Il tutoyait, en ville, tout le monde, prêtait de l’argent à chacun, soignait, fiançait, mariait, réconciliait tout le monde, organisait des pique-niques où il grillait lui-même le chachlik et préparait une très bonne bouillabaisse de rascasses. Il faisait constamment des démarches pour quelqu’un et se réjouissait sans cesse de quelque chose. Il était, de l’avis général, irréprochable et n’avait que deux côtés faibles : en premier lieu, la honte de sa bonté qu’il tâchait de dissimuler sous un regard sévère et une feinte grossièreté; il aimait, en second lieu, que les infirmiers et les soldats l’appelassent Excellence, bien qu’il ne fût que conseiller d’État.
— Réponds à une question, Alexandre Davîdytch, commença Laïèvski quand ils furent entrés dans l’eau jusqu’aux épaules. Supposons que tu aies eu une liaison avec une femme aimée et sois resté plus de deux ans avec elle, puis, que tu aies, comme il arrive, cessé de l’aimer et senti qu’elle est pour toi une étrangère. Que ferais-tu en pareil cas?

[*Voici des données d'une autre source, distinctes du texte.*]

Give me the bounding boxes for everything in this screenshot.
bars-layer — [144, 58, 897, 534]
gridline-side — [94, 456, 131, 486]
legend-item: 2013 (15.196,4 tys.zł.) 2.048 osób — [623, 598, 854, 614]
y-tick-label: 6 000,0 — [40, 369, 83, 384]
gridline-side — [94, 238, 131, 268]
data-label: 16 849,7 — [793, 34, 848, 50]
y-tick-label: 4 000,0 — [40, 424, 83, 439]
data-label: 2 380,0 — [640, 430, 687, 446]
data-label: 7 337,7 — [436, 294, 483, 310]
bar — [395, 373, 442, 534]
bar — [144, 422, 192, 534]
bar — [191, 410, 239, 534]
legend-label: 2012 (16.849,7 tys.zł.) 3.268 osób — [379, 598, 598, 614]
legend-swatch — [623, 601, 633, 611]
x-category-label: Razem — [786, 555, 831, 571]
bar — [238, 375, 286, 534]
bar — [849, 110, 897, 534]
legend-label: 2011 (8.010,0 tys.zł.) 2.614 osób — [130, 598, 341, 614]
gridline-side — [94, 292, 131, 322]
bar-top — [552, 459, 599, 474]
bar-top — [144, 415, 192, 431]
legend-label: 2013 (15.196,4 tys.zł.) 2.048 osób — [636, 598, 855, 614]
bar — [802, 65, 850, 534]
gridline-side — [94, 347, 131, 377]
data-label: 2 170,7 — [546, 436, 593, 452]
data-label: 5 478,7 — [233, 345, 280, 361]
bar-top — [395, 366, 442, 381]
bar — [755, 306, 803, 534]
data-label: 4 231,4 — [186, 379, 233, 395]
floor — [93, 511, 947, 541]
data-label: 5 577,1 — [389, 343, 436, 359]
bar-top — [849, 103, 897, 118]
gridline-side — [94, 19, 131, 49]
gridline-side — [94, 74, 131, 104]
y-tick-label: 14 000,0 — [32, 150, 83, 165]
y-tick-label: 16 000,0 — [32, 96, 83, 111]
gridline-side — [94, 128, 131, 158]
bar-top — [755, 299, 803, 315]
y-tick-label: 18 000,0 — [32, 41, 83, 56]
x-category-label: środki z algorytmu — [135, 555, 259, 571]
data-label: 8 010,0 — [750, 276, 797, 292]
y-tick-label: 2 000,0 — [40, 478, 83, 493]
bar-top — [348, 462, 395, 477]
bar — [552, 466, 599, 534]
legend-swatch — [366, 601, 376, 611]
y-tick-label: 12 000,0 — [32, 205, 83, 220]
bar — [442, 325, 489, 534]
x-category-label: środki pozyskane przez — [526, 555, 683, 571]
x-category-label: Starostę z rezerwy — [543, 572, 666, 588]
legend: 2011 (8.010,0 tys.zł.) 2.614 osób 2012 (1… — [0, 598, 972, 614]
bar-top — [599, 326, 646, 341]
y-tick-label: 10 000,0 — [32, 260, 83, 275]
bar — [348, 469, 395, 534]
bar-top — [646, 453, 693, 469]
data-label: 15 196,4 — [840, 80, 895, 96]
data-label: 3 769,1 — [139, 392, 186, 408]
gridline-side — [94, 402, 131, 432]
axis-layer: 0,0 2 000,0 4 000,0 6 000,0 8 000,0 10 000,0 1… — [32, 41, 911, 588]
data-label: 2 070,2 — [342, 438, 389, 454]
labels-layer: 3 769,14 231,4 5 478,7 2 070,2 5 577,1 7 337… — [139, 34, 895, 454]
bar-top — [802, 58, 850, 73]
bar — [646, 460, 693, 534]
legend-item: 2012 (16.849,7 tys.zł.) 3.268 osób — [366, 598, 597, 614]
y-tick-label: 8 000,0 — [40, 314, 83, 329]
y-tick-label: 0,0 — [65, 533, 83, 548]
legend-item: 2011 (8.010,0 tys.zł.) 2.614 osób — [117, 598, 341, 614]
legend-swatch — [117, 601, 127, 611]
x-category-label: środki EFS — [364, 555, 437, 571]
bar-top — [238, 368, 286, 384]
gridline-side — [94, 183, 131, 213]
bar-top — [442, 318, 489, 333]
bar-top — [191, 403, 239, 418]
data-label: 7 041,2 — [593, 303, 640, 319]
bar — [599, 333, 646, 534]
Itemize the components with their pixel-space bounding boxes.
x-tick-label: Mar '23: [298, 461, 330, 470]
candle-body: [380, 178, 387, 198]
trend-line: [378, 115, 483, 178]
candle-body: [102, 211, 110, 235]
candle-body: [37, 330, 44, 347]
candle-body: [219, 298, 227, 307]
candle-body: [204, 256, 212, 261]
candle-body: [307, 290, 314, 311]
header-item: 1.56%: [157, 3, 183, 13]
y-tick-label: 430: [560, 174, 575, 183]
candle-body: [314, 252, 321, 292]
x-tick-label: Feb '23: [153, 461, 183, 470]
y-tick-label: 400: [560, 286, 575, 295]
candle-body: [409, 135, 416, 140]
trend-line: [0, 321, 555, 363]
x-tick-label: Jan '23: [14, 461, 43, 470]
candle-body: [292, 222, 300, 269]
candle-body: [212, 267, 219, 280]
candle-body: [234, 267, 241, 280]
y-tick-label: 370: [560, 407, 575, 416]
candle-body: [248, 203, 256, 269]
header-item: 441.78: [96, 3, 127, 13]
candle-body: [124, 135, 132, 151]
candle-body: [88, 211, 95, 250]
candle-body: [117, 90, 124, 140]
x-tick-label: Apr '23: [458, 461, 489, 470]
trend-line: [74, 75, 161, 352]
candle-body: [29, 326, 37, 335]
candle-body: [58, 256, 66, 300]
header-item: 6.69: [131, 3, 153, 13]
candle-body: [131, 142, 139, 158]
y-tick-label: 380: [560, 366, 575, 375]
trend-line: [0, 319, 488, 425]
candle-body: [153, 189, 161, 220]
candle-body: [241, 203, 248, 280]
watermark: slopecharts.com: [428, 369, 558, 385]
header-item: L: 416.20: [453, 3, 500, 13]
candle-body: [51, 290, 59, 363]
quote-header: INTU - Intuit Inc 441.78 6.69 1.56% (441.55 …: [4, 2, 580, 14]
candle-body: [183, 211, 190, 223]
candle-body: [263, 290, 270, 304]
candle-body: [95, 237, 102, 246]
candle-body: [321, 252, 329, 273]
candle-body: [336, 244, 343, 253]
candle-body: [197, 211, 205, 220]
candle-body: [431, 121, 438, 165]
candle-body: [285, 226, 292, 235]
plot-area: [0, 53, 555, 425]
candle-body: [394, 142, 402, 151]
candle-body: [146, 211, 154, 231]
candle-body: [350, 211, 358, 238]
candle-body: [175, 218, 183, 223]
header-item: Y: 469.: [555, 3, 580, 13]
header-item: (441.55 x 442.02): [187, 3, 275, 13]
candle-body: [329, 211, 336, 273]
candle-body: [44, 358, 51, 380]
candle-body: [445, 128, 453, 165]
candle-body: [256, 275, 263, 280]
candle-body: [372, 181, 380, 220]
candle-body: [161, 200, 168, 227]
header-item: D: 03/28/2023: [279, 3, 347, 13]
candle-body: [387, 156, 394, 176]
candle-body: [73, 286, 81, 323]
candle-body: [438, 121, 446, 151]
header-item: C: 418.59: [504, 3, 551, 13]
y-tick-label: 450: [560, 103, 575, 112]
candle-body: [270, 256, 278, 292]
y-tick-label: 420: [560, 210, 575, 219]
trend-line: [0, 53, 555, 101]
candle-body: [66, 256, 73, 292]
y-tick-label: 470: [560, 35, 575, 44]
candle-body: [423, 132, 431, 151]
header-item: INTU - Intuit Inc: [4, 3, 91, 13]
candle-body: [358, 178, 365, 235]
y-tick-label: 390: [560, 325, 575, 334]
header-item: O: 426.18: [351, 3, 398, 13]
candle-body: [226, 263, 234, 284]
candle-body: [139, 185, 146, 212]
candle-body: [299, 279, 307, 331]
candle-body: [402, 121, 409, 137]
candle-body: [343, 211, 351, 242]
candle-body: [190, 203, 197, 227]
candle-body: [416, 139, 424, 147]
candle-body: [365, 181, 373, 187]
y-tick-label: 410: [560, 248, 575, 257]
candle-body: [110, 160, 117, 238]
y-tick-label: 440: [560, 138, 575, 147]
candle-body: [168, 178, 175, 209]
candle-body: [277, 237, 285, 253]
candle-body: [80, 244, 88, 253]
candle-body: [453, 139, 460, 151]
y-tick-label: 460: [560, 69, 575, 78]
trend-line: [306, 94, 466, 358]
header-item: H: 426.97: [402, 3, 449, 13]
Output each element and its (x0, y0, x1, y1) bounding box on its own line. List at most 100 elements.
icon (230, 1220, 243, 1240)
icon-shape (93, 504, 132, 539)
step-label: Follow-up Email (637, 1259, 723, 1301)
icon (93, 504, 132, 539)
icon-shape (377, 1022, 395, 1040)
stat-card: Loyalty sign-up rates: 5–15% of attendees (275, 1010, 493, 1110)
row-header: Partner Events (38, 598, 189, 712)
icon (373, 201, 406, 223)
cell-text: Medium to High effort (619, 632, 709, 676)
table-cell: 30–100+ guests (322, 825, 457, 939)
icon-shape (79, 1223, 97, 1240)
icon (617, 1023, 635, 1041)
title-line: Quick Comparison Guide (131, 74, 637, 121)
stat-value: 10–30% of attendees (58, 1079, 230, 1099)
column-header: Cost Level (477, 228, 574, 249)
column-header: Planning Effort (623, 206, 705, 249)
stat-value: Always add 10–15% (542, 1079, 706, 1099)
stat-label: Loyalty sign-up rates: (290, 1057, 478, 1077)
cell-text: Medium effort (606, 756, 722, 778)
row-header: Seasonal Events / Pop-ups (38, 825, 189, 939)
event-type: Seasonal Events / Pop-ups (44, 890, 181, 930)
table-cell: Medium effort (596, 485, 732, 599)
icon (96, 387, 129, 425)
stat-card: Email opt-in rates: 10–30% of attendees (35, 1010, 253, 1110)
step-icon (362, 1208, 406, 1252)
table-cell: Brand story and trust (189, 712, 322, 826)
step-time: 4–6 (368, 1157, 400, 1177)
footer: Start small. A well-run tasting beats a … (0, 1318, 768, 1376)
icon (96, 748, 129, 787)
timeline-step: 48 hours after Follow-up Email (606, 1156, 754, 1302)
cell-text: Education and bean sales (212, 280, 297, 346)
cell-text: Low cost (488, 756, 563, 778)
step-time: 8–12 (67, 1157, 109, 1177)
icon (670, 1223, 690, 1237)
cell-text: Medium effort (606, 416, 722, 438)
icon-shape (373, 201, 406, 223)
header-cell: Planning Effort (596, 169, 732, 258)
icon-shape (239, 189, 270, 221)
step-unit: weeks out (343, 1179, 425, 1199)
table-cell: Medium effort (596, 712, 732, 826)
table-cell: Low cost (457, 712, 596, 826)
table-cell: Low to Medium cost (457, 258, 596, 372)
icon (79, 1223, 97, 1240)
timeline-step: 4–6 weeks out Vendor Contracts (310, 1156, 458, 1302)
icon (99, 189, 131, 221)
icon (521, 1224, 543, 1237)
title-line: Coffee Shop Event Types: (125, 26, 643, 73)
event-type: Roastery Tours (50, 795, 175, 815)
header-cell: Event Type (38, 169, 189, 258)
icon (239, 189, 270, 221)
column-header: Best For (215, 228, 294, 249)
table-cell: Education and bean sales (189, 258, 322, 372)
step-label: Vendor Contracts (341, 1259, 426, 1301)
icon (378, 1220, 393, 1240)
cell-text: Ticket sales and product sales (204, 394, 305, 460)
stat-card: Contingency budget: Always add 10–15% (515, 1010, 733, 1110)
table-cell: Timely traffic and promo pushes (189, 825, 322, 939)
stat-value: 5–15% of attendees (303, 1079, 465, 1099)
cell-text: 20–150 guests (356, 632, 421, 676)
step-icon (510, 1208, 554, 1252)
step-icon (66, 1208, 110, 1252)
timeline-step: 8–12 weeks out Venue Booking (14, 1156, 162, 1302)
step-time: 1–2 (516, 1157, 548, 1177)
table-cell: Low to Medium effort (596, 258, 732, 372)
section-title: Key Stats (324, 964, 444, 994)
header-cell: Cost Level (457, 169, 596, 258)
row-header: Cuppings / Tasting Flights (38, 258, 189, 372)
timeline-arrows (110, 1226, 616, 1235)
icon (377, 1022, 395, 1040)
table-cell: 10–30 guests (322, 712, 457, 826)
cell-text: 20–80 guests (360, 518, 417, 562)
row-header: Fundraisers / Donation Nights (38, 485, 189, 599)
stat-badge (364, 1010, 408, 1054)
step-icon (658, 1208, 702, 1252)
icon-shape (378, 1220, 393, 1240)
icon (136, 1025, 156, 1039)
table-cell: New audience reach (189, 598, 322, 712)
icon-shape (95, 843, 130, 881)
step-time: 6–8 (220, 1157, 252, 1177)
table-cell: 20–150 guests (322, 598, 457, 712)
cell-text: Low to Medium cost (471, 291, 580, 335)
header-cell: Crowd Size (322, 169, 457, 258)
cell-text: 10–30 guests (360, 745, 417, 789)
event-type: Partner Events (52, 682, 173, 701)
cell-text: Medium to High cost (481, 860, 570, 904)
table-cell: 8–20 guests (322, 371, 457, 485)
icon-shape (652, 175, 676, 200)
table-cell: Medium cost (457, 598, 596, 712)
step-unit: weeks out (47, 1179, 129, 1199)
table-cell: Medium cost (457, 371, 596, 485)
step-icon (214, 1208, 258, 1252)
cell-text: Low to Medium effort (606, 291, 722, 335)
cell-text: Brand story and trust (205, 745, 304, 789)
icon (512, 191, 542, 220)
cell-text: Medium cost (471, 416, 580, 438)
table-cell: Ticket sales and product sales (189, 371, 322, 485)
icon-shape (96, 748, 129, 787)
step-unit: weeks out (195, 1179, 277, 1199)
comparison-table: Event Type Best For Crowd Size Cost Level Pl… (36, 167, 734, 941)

— Bien simple. Va, petite mère, où bon te semble,
— et c’est tout.
— Facile à dire ! Mais si elle ne sait où aller? Si c’est une femme seule, sans famille, qui n’ait pas le sou et ne sache pas travailler…
— Eh bien? Je lui colle cinq cents roubles dans les dents, ou vingt-cinq roubles par mois, — et c’est tout…
Très simple !
— Admettons que tu aies les cinq cents roubles ou que tu puisses payer les vingt-cinq roubles par mois, mais la femme dont je te parle est une femme instruite et fière. Te déciderais-tu à lui offrir de l’argent? Et sous quelle forme?
Samoïlénnko voulut répondre, mais, à ce moment, une grosse vague les roula tous les deux, alla se briser sur la rive et reflua avec bruit sur les galets. Les amis sortirent de l’eau et s’habillèrent.
— Évidemment, il est difficile de vivre avec une femme que l’on n’aime pas, dit Samoïlénnko, faisant tomber du sable entré dans une de ses bottes. Mais il faut, Vânia, raisonner en être humain. Moi, en pareil cas, je n’aurais pas laissé voir que je ne l’aimais plus et serais resté avec elle jusqu’à la mort.